Ainsi, il s’agira pour le PCR de mener une « bataille intérieure à La Réunion, de rééquilibrer le rapport avec Paris, mais c’est aussi une affaire internationale ». Dénonçant la situation économique de La Réunion, Yvan Dejean a déploré que « sur le papier, la situation de notre être est absurde ».

Entourée des plus grandes puissances économiques émergentes, « La Réunion a un avantage comparatif en terme de développement et de formation, et devrait être importateur de matières premières et exportateur de matières grise » dans la zone.

Malgré une situation géographique propice, « La Réunion ne commerce qu’avec son ancienne métropole coloniale ». Un commerce jugé « déséquilibré car nous ne vendons pas en Europe le trentième de ce que nous lui achetons.
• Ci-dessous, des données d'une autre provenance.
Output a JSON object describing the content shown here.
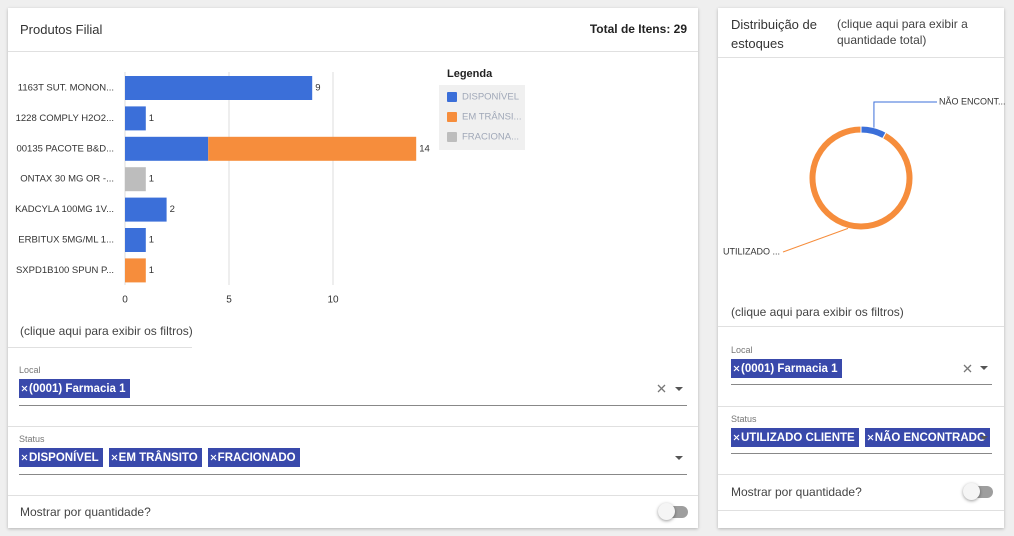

Pire encore, l’immense majorité des transferts publics sont recyclés en bénéfice privé qui retourne au siège des multinationales. C’est cela le néo-colonialisme ».

C’est pourquoi Yvan Dejean assure qu’il faut « redéfinir une nouvelle relation basée sur le respect et l’égalité ». Cela passera par « un nouveau projet réunionnais qui devra nous permettre de marcher sur nos deux pieds, et de marcher dans cet espace qui est le notre, l’espace de l’océan Indien ».

« Nous sommes internationalistes »

« Nous sommes internationalistes, nous sommes progressistes et nous voulons le développement de l’océan Indien et de l’Afrique, tous ensemble dans le cadre de partenariat gagnant-gagnant », a assuré le rivièrois.

Saluant le travail réalisé par George Gauvain et Alain Dreneau avec le Comité Solidarité Chagos La Réunion, Yvan Dejean a rappelé que « nous sommes aux premières loges avec la base navale de Diégo-Garcia. Cette base bâtie sur des îles volées au peuple chagossien, qui mène un long combat pour la reconnaissance de ces droits. Nous soutenons les droits du peuple chagossien depuis toujours ».

Globalement, « nous soutenons tous les efforts qui visent à faire de l’océan Indien une zone de paix ». Car « si demain, les Etats-Unis attaquent l’Iran, les bombardiers s’envoleront de Diégo Garcia. A côté. Alors nous devons d’ores et déjà dire non à la guerre, non à l’impérialisme américain. Vive la paix ».